3. ML classification algorithm was applied to the 2012 LBAPC data to produce LULC classification result with coniferous forest, broadleaf forest, mixed forest, agriculture, grassland, shrubland, exposed land/cutblock/harvested land, and water classes.
4. LULC classification result with developed areas, mixed developed areas, and transitional bare surface classes were produced from the 2012 LBAPC data by dividing the CEM partial unmixing result by the SAM partial unmixing result, followed by the K-Means clustering. Post classification techniques (i.e., majority/minority filter, clump, and sieve) were applied on each of these classes to refine the result and to minimize false detections.
5. A fused classification result was produced by combining LULC classification results from step 3 and 4. A buffer with 90 m was applied on the stream channel datasets from Alberta Energy Regulator (AER) and Alberta Merged Wetland Inventory (AMWI) to track yearly changes associated with landslide activities and the appearance or disappearance of sandbars due to water level fluctuation. This buffer zone is assigned to a separate class called shoal.

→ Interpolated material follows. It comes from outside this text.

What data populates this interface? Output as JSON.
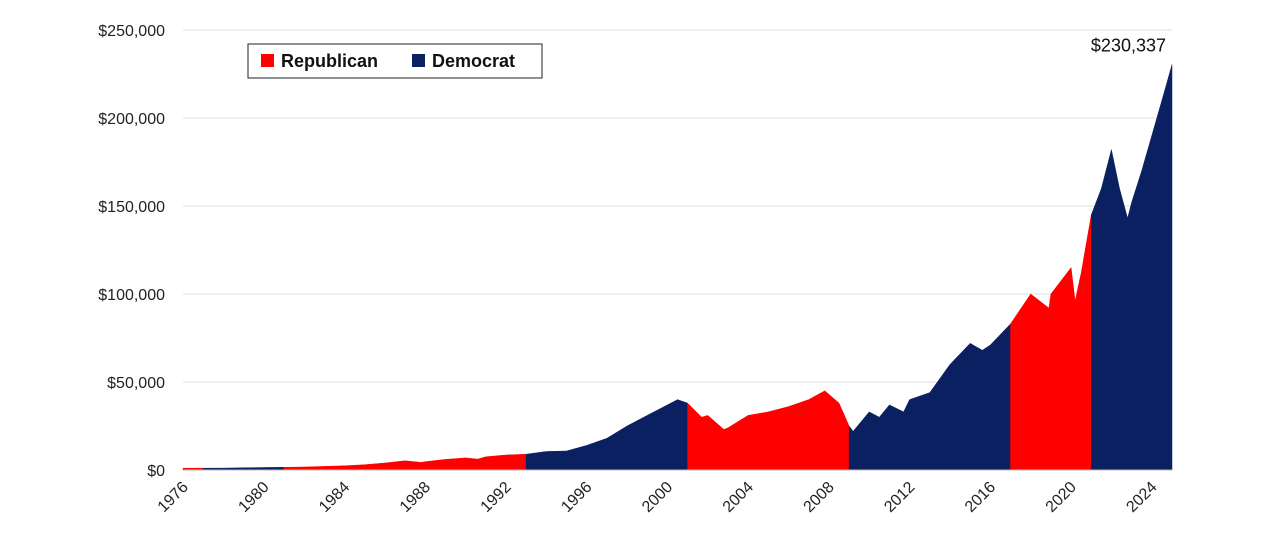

6. Accuracy assessment for the fused classification result was performed with validation data (derived from the ground-reference data in step 2) that include developed areas, mixed developed areas, coniferous forest, broadleaf forest, shrub/grass, and agriculture classes. Transient LULC types with mixed forest, exposed land/cutblocks/harvested areas, transitional bare surfaces, and shoal were not used for validation since ground reference data for these classes were not realistic.